Series 2 was left open-ended with the supposedly dead character Marshall Jeepster JR III disappearing at the end, his sidekick Bilko uttering that "I can see this happening another 7 times". This could have promised viewers another series, however, with nothing forthcoming perhaps the producers of the DVD thought that the ending of Series 1 makes a better clean break. In the series 1 finale, Ivor sells up to the Americans and is "set up for life". He then gives his blessing to his sons'newly signed band with the promise of tours to Osaka and Centre Parcs. In the words of Issac Hunt "Here's to the first day of the rest of your lives"

This theory would be OK as most episodes are stand alone, however, this does not work out for the timeline of the boys' mother Fernando Thomas as her length of absence from the family is mentioned in both series.

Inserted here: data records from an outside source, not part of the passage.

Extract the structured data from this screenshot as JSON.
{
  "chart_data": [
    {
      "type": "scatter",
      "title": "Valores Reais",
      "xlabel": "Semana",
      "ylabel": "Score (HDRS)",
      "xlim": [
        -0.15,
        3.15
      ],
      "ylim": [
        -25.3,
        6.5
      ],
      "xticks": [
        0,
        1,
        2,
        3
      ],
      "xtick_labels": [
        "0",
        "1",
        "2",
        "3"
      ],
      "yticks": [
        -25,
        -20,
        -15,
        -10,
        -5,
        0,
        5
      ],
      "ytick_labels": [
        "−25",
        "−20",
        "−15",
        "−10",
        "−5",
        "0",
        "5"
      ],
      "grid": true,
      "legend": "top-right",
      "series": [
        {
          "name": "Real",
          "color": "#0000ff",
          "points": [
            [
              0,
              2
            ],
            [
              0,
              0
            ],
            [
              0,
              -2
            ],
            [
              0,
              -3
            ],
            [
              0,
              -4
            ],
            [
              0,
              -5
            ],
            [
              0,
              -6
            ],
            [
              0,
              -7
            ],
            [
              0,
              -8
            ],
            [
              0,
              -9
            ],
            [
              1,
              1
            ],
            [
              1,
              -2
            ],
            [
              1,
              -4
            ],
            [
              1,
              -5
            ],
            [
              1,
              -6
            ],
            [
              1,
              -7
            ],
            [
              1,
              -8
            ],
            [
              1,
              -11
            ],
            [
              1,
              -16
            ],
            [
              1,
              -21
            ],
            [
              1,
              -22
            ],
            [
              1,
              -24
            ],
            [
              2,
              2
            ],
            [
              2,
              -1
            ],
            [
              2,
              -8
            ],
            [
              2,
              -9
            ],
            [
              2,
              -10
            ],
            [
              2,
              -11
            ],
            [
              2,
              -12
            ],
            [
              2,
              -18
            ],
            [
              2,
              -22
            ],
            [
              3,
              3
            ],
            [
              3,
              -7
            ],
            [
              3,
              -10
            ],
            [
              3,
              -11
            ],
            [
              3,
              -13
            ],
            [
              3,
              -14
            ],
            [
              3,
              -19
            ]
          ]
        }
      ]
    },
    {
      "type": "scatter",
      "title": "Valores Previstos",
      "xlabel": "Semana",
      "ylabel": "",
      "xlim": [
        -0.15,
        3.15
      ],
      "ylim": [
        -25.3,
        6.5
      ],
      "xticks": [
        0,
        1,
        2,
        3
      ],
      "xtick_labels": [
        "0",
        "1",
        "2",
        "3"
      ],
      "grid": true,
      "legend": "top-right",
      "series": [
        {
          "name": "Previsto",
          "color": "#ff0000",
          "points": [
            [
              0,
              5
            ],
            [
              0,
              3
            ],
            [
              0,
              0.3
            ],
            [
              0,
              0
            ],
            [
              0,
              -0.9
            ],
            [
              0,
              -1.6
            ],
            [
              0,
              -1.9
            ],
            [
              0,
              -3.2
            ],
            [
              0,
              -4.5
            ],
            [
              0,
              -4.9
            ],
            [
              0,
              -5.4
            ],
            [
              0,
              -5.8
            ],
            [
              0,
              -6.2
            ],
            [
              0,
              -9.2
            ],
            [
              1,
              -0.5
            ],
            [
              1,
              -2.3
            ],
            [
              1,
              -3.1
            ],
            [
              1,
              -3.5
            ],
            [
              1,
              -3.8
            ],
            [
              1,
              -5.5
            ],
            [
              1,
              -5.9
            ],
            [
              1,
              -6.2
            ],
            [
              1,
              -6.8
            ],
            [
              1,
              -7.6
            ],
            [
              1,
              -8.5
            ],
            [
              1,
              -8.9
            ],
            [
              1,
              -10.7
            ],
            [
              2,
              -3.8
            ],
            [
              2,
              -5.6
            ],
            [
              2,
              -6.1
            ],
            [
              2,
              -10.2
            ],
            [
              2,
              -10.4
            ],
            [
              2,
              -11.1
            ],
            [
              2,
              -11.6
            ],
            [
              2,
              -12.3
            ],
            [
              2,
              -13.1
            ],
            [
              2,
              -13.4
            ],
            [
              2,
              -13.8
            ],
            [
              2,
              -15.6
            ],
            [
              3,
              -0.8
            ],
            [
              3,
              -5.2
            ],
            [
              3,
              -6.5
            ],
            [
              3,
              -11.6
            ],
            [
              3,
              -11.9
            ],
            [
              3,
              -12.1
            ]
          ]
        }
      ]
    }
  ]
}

Therefore, watching the episodes in the order supplied in the DVD does allow things to flow correctly.

A more plausible explanation might be found on the back of the DVD

""Fun at the Funeral Parlour" is a sitcom without rules, where anything can and often does happen."

==Language used==
Whilst the majority of the show is performed in English it is based in and around Swansea where there are Welsh speakers. Although English is used throughout so as to make the story flow, there are some basic Welsh phrases used throughout the two seasons.

The most commonly used expressions is "Iechyd da" (good health) and is used throughout the 2 series by the Thomas family when greeting each other. Other words are also used within the family for terms of endearment.
A play on words of these expressions is made on more than one occasion when Ivor is greeted by his sons with "Iechyd da Da".

Harrison Ford also uses a little Welsh. He describes Billy as "Boi bach" (small boy) and describes Percy as "uch y fi" (horrible) when he asks for some porno mags.

One prominent building used for many of the scenes is NEUADD LLANSAWEL. This being the "Hall" in the village of LLANSAWEL with the words carved into the walls of the building

In episode 2.6 there is a small amount of Spanish used when Fernando Thomas turns up, most of this is translated by Rocky. However, a version of the ongoing joke about a character asking lots of questions at once and the other character not knowing which question to respond to is not translated. It is left for the sharp viewers to notice this.